(Reuters) - American International Group Inc (AIG), the largest commercial insurer in the United States and Canada, reported a bigger-than-expected quarterly loss, largely due to a $5.6 billion reserve charge to cover possible future claims.
Shares of the company, which also raised its share buyback program by up to $3.5 billion, were down 4.5 percent in after-hours trading on Tuesday.
AIG's net loss widened to $3.04 billion, or $2.96 per share, in the fourth quarter ended Dec. 31, from $1.84 billion, or $1.50 per share, a year earlier.
Much of the loss was due to the reserve charge for long-term risks on U.S. commercial insurance policies it has already written.
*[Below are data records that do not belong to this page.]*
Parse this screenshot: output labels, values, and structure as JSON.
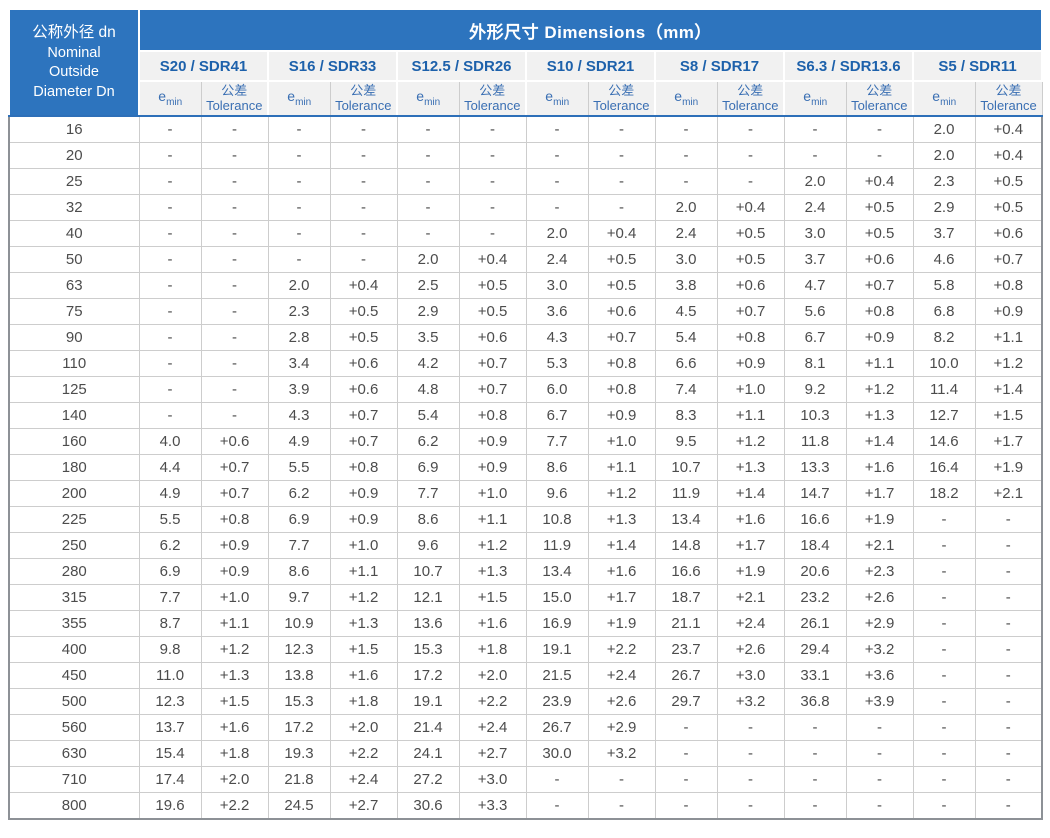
{
  "colors": {
    "header_blue": "#2d74be",
    "subheader_bg": "#f1f1f1",
    "series_text_blue": "#1d61ab",
    "subheader_text_blue": "#3a6fb3",
    "data_text": "#4c4c4c",
    "grid_line": "#cdcdcd",
    "outer_border": "#8d9196",
    "header_underline": "#2d6fb8"
  },
  "table": {
    "corner": {
      "line1": "公称外径 dn",
      "line2": "Nominal",
      "line3": "Outside",
      "line4": "Diameter Dn"
    },
    "main_header": "外形尺寸 Dimensions（mm）",
    "series": [
      "S20 / SDR41",
      "S16 / SDR33",
      "S12.5 / SDR26",
      "S10 / SDR21",
      "S8 / SDR17",
      "S6.3 / SDR13.6",
      "S5 / SDR11"
    ],
    "sub_headers": {
      "emin_base": "e",
      "emin_sub": "min",
      "tolerance_zh": "公差",
      "tolerance_en": "Tolerance"
    },
    "rows": [
      {
        "dn": "16",
        "cells": [
          "-",
          "-",
          "-",
          "-",
          "-",
          "-",
          "-",
          "-",
          "-",
          "-",
          "-",
          "-",
          "2.0",
          "+0.4"
        ]
      },
      {
        "dn": "20",
        "cells": [
          "-",
          "-",
          "-",
          "-",
          "-",
          "-",
          "-",
          "-",
          "-",
          "-",
          "-",
          "-",
          "2.0",
          "+0.4"
        ]
      },
      {
        "dn": "25",
        "cells": [
          "-",
          "-",
          "-",
          "-",
          "-",
          "-",
          "-",
          "-",
          "-",
          "-",
          "2.0",
          "+0.4",
          "2.3",
          "+0.5"
        ]
      },
      {
        "dn": "32",
        "cells": [
          "-",
          "-",
          "-",
          "-",
          "-",
          "-",
          "-",
          "-",
          "2.0",
          "+0.4",
          "2.4",
          "+0.5",
          "2.9",
          "+0.5"
        ]
      },
      {
        "dn": "40",
        "cells": [
          "-",
          "-",
          "-",
          "-",
          "-",
          "-",
          "2.0",
          "+0.4",
          "2.4",
          "+0.5",
          "3.0",
          "+0.5",
          "3.7",
          "+0.6"
        ]
      },
      {
        "dn": "50",
        "cells": [
          "-",
          "-",
          "-",
          "-",
          "2.0",
          "+0.4",
          "2.4",
          "+0.5",
          "3.0",
          "+0.5",
          "3.7",
          "+0.6",
          "4.6",
          "+0.7"
        ]
      },
      {
        "dn": "63",
        "cells": [
          "-",
          "-",
          "2.0",
          "+0.4",
          "2.5",
          "+0.5",
          "3.0",
          "+0.5",
          "3.8",
          "+0.6",
          "4.7",
          "+0.7",
          "5.8",
          "+0.8"
        ]
      },
      {
        "dn": "75",
        "cells": [
          "-",
          "-",
          "2.3",
          "+0.5",
          "2.9",
          "+0.5",
          "3.6",
          "+0.6",
          "4.5",
          "+0.7",
          "5.6",
          "+0.8",
          "6.8",
          "+0.9"
        ]
      },
      {
        "dn": "90",
        "cells": [
          "-",
          "-",
          "2.8",
          "+0.5",
          "3.5",
          "+0.6",
          "4.3",
          "+0.7",
          "5.4",
          "+0.8",
          "6.7",
          "+0.9",
          "8.2",
          "+1.1"
        ]
      },
      {
        "dn": "110",
        "cells": [
          "-",
          "-",
          "3.4",
          "+0.6",
          "4.2",
          "+0.7",
          "5.3",
          "+0.8",
          "6.6",
          "+0.9",
          "8.1",
          "+1.1",
          "10.0",
          "+1.2"
        ]
      },
      {
        "dn": "125",
        "cells": [
          "-",
          "-",
          "3.9",
          "+0.6",
          "4.8",
          "+0.7",
          "6.0",
          "+0.8",
          "7.4",
          "+1.0",
          "9.2",
          "+1.2",
          "11.4",
          "+1.4"
        ]
      },
      {
        "dn": "140",
        "cells": [
          "-",
          "-",
          "4.3",
          "+0.7",
          "5.4",
          "+0.8",
          "6.7",
          "+0.9",
          "8.3",
          "+1.1",
          "10.3",
          "+1.3",
          "12.7",
          "+1.5"
        ]
      },
      {
        "dn": "160",
        "cells": [
          "4.0",
          "+0.6",
          "4.9",
          "+0.7",
          "6.2",
          "+0.9",
          "7.7",
          "+1.0",
          "9.5",
          "+1.2",
          "11.8",
          "+1.4",
          "14.6",
          "+1.7"
        ]
      },
      {
        "dn": "180",
        "cells": [
          "4.4",
          "+0.7",
          "5.5",
          "+0.8",
          "6.9",
          "+0.9",
          "8.6",
          "+1.1",
          "10.7",
          "+1.3",
          "13.3",
          "+1.6",
          "16.4",
          "+1.9"
        ]
      },
      {
        "dn": "200",
        "cells": [
          "4.9",
          "+0.7",
          "6.2",
          "+0.9",
          "7.7",
          "+1.0",
          "9.6",
          "+1.2",
          "11.9",
          "+1.4",
          "14.7",
          "+1.7",
          "18.2",
          "+2.1"
        ]
      },
      {
        "dn": "225",
        "cells": [
          "5.5",
          "+0.8",
          "6.9",
          "+0.9",
          "8.6",
          "+1.1",
          "10.8",
          "+1.3",
          "13.4",
          "+1.6",
          "16.6",
          "+1.9",
          "-",
          "-"
        ]
      },
      {
        "dn": "250",
        "cells": [
          "6.2",
          "+0.9",
          "7.7",
          "+1.0",
          "9.6",
          "+1.2",
          "11.9",
          "+1.4",
          "14.8",
          "+1.7",
          "18.4",
          "+2.1",
          "-",
          "-"
        ]
      },
      {
        "dn": "280",
        "cells": [
          "6.9",
          "+0.9",
          "8.6",
          "+1.1",
          "10.7",
          "+1.3",
          "13.4",
          "+1.6",
          "16.6",
          "+1.9",
          "20.6",
          "+2.3",
          "-",
          "-"
        ]
      },
      {
        "dn": "315",
        "cells": [
          "7.7",
          "+1.0",
          "9.7",
          "+1.2",
          "12.1",
          "+1.5",
          "15.0",
          "+1.7",
          "18.7",
          "+2.1",
          "23.2",
          "+2.6",
          "-",
          "-"
        ]
      },
      {
        "dn": "355",
        "cells": [
          "8.7",
          "+1.1",
          "10.9",
          "+1.3",
          "13.6",
          "+1.6",
          "16.9",
          "+1.9",
          "21.1",
          "+2.4",
          "26.1",
          "+2.9",
          "-",
          "-"
        ]
      },
      {
        "dn": "400",
        "cells": [
          "9.8",
          "+1.2",
          "12.3",
          "+1.5",
          "15.3",
          "+1.8",
          "19.1",
          "+2.2",
          "23.7",
          "+2.6",
          "29.4",
          "+3.2",
          "-",
          "-"
        ]
      },
      {
        "dn": "450",
        "cells": [
          "11.0",
          "+1.3",
          "13.8",
          "+1.6",
          "17.2",
          "+2.0",
          "21.5",
          "+2.4",
          "26.7",
          "+3.0",
          "33.1",
          "+3.6",
          "-",
          "-"
        ]
      },
      {
        "dn": "500",
        "cells": [
          "12.3",
          "+1.5",
          "15.3",
          "+1.8",
          "19.1",
          "+2.2",
          "23.9",
          "+2.6",
          "29.7",
          "+3.2",
          "36.8",
          "+3.9",
          "-",
          "-"
        ]
      },
      {
        "dn": "560",
        "cells": [
          "13.7",
          "+1.6",
          "17.2",
          "+2.0",
          "21.4",
          "+2.4",
          "26.7",
          "+2.9",
          "-",
          "-",
          "-",
          "-",
          "-",
          "-"
        ]
      },
      {
        "dn": "630",
        "cells": [
          "15.4",
          "+1.8",
          "19.3",
          "+2.2",
          "24.1",
          "+2.7",
          "30.0",
          "+3.2",
          "-",
          "-",
          "-",
          "-",
          "-",
          "-"
        ]
      },
      {
        "dn": "710",
        "cells": [
          "17.4",
          "+2.0",
          "21.8",
          "+2.4",
          "27.2",
          "+3.0",
          "-",
          "-",
          "-",
          "-",
          "-",
          "-",
          "-",
          "-"
        ]
      },
      {
        "dn": "800",
        "cells": [
          "19.6",
          "+2.2",
          "24.5",
          "+2.7",
          "30.6",
          "+3.3",
          "-",
          "-",
          "-",
          "-",
          "-",
          "-",
          "-",
          "-"
        ]
      }
    ]
  }
}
AIG agreed last month to pay about $10.2 billion to a unit of Warren Buffett's Berkshire Hathaway Inc (BRKa.N) to take on the bulk of the risk associated with those policies.
The deal with Berkshire follows a $3.6 billion increase to reserves chalked up by AIG in the last quarter of 2015 and chief executive Peter Hancock told CNBC the insurer was reducing its reliance on commercial insurance in the United States as claims, ranging from medical malpractice to workers' compensation, rise.
TWO-YEAR PLAN
The goals for AIG's restructuring plan include returning $25 billion to shareholders and becoming a "leaner, more profitable and focused insurer" by trimming its property and casualty business and shedding unwanted assets, among other measures.
The $3.5 billion buyback announced on Tuesday keeps AIG on track to meet that goal.
On an operating basis, AIG reported a loss of $2.72 per share in the three months ended Dec. 31 while total general operating expenses fell 9.6 percent to $2.48 billion.
The insurer is looking to cut its gross general operating expenses by $1.6 billion by year-end.